Pimco Sees ‘Flashing Orange’ U.S. Recession Signal as Cycle Ages
(Bloomberg) -- U.S. growth will slow and the risks of a recession climb in 2019 as the near-decade-long economic cycle ages, according to Pacific Investment Management Co.
“The probability of a U.S. recession over the next 12 months has risen to about 30 percent recently and is thus higher than at any point in this nine-year-old expansion,” Pimco economist Joachim Fels and Andrew Balls, global fixed-income chief investment officer, wrote in an outlook released Thursday. “Even so, the models are flashing orange rather than red.”
The note, “Synching Lower,” is based on discussions at a forum this month of economists and portfolio managers to guide investments for the coming six to 12 months. Newport Beach, California-based Pimco manages about $1.7 trillion.

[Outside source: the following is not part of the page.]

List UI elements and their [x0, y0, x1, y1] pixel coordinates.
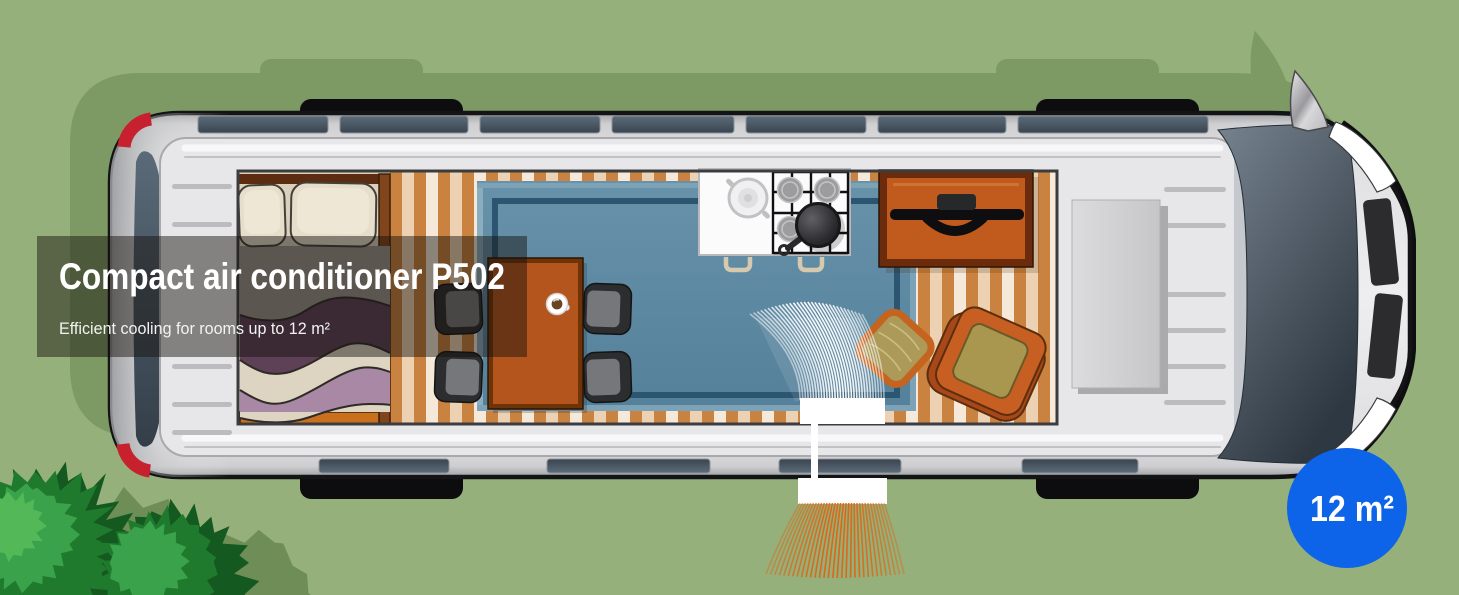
svg-text:Efficient cooling for rooms up: Efficient cooling for rooms up to 12 m²: [59, 319, 330, 338]
svg-text:Compact air conditioner P502: Compact air conditioner P502: [59, 256, 505, 297]
svg-text:12 m²: 12 m²: [1310, 488, 1394, 529]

Pimco Chief Investment Officer Dan Ivascyn, in a Bloomberg Radio interview Thursday, warned that next year will be as rocky as this one.
“The last few months have given us a sense of the types of risks that are out there, that both the economy and markets are going to face in 2019,” Ivascyn said. “At a minimum, like we have seen this year, expect ongoing volatility and that’s true across all segments of the financial markets.”
The CIO still sees some attractive opportunities for 2019 in emerging markets even after they have performed well in the last few months. “Along with fear being reduced, spreads have tightened and prices have gone up,” he said. “We continue to be active in emerging markets.”
Among the key calls in the outlook:
- U.S. growth will slow to less than 2 percent in the second half of 2019, converging downward with other developed nation economies
- A pause in Federal Reserve interest rate hikes is likely in the first half of 2019, but tightening will persist as the Fed continues reducing its balance sheet holdings
- Investors should stock up on lower-risk, liquid assets to defend against rising volatility and widening credit spreads, saving cash for opportunities ahead
- One opportunity is U.K. financials, where values have fallen amid concerns of a chaotic no-deal Brexit from the European Union, which is “a very low probability”
- U.S. non-agency mortgage-backed securities are a defensive alternative to investment-grade corporate credit. Agency MBS also offer attractive income.